Wende in der Schlacht

Kampfhandlungen gab es am Dienstag auch im Süden, Südosten und Osten der Hauptstadt, zwischen Misrata und Sirte. Die Einnahme von Sorman und Sabratha war der wichtigste Erfolg der von der Türkei und Katar unterstützten Regierungskräfte seit langem. Was nun auf dem Boden zu sehen ist, ist jedoch die Folge einer Wende in der Schlacht um die Lufthoheit. In der heutigen Zeit bedeutet das unter anderem einen Drohnenkrieg.

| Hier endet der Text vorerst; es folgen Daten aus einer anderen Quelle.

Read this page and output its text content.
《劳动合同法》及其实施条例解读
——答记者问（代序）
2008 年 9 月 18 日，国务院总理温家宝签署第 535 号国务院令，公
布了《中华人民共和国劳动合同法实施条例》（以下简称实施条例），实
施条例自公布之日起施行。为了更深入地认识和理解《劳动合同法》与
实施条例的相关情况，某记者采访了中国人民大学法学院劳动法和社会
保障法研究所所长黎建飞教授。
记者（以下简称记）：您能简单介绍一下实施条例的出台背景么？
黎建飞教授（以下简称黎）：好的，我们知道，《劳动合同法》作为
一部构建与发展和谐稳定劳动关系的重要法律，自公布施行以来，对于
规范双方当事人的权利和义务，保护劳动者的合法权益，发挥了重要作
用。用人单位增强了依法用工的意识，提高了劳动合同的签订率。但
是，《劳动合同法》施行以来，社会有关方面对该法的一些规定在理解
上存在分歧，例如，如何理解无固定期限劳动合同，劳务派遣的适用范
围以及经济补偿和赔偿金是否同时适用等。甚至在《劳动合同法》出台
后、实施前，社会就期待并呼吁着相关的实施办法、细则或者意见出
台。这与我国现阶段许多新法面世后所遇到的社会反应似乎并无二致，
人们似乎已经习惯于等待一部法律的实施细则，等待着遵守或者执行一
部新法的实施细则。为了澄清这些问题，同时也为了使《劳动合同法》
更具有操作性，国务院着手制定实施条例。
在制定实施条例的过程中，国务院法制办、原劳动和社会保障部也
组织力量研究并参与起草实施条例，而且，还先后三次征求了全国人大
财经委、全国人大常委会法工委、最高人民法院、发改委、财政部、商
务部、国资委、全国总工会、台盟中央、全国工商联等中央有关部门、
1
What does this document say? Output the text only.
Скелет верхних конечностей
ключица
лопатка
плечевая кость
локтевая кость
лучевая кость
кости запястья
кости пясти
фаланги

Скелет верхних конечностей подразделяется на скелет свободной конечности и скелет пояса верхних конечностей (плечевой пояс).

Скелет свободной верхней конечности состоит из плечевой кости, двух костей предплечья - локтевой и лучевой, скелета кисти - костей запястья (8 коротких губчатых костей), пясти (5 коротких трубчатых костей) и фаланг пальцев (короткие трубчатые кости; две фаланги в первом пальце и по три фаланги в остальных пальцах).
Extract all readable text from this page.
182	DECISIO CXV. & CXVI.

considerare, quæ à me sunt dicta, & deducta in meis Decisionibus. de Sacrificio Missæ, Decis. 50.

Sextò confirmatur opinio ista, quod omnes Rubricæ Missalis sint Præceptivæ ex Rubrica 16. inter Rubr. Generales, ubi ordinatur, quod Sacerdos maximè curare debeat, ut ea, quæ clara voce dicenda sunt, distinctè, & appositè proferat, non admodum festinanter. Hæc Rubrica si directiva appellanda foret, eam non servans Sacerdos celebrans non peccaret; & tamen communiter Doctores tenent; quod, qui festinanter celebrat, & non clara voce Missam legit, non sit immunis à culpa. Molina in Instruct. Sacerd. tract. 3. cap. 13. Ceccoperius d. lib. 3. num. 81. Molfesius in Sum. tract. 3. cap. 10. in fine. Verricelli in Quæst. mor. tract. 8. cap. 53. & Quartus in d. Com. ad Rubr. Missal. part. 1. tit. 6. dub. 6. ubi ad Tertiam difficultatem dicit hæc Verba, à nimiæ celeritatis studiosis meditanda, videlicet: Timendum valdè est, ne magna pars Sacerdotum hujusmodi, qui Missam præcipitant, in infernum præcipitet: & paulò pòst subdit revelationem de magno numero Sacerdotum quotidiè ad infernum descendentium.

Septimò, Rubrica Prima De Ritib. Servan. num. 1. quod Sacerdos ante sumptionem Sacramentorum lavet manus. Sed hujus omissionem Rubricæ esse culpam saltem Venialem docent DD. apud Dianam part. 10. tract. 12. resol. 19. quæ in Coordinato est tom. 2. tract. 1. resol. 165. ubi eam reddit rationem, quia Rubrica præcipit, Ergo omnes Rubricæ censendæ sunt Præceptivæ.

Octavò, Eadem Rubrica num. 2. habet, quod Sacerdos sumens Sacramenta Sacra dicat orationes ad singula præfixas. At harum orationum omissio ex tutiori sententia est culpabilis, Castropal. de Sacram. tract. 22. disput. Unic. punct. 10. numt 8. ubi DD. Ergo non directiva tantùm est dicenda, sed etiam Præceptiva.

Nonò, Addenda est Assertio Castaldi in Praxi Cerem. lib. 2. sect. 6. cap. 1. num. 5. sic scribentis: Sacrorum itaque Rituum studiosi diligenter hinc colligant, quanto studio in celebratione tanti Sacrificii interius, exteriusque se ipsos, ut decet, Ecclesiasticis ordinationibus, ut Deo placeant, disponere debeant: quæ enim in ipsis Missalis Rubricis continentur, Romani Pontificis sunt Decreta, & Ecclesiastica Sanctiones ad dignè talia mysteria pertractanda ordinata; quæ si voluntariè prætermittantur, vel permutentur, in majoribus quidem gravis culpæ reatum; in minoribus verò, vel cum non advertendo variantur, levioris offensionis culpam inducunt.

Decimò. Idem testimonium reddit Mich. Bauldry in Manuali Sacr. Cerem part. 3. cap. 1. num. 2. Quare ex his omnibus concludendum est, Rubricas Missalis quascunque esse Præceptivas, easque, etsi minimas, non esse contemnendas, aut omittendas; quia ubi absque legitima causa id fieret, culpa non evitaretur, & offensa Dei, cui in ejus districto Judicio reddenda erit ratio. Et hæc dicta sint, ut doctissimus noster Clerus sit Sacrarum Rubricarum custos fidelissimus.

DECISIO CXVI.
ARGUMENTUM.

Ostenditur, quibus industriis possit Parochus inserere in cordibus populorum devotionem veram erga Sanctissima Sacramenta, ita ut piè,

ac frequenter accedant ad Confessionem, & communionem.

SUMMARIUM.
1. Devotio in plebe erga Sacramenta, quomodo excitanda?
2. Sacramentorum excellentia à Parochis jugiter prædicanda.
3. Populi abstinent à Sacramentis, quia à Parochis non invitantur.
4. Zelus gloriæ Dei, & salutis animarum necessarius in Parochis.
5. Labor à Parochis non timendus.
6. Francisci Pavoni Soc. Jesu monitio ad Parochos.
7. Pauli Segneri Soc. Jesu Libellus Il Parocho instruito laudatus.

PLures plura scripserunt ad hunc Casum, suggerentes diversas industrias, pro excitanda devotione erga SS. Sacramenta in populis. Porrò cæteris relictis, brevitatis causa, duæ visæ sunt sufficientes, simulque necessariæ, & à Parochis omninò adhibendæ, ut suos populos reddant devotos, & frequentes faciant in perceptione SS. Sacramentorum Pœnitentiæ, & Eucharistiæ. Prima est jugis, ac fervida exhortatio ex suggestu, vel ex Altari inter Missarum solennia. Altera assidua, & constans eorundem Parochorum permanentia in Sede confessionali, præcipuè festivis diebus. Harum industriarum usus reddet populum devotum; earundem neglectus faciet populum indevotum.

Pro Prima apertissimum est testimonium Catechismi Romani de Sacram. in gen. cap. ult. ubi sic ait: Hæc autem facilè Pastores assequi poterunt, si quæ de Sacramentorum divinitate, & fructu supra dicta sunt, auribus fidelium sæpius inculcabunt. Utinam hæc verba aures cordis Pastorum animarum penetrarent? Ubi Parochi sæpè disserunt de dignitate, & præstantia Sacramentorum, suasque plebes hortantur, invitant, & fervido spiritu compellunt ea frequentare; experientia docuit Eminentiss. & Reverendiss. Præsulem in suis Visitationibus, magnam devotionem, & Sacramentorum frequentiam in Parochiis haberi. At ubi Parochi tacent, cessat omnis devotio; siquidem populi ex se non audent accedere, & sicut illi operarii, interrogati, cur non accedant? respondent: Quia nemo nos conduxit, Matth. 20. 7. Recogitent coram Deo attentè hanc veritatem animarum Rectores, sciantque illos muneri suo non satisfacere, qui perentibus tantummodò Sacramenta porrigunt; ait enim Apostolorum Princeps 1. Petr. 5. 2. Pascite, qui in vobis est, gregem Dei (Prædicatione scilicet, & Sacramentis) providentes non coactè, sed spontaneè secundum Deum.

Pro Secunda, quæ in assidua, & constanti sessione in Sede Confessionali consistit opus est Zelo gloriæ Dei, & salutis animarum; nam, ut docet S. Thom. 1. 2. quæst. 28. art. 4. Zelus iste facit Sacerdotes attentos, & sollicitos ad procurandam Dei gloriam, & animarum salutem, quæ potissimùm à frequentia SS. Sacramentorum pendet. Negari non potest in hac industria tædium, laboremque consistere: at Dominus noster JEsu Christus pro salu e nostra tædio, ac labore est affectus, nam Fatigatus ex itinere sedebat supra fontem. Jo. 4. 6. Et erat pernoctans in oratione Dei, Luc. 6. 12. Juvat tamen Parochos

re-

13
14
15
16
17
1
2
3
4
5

Bis zum Eintritt der Türkei in den Konflikt lag die Überlegenheit diesbezüglich bei Haftar, der von den Vereinigten Arabischen Emiraten (VAE) mit chinesischen Ming-Loong-II-Drohnen ausgestattet wurde. Mittlerweile sind auf Regierungsseite von Katar bezahlte türkische Bayraktar-TB2-Drohnen im Einsatz, sowie ebenfalls von der Türkei gelieferte Radar-Jammer, die die Verteidigung Haftars schwächen.

Krieg der Unterstützer

Die auf Uno-Vermittlung zustande gekommene Regierung von Fayez al-Serraj, die zumindest nominell von der internationalen Gemeinschaft anerkannt ist, wird von Katar und der Türkei unterstützt. Auf der Seite Haftars befinden sich neben den VAE auch Ägypten und in geringerem Maß Saudi-Arabien, die die Offensive gegen Tripolis als Kampf gegen die Muslimbruderschaft und damit "islamistische Terroristen" sehen. Islamisten – Salafisten – kämpfer allerdings auch für Haftar. Hinter Haftar steht ebenfalls Russland: Söldner der russischen Wagner-Gruppe sind für Haftars "Libysche Nationale Armee" im Einsatz genauso wie solche aus afrikanischen Staaten wie Tschad, Nigeria und Sudan.

Auf türkischer Seite ist der Einsatz von syrischen Rebellen belegt, unter anderem solchen, die wohl tatsächlich jihadistisch-terroristischen Gruppen zuzurechnen sind. Auch für Haftar sollen von Russland verschaffte Syrer kämpfen. Beide Seiten stützen sich demnach auf Milizenarmeen, keine regulären Truppen.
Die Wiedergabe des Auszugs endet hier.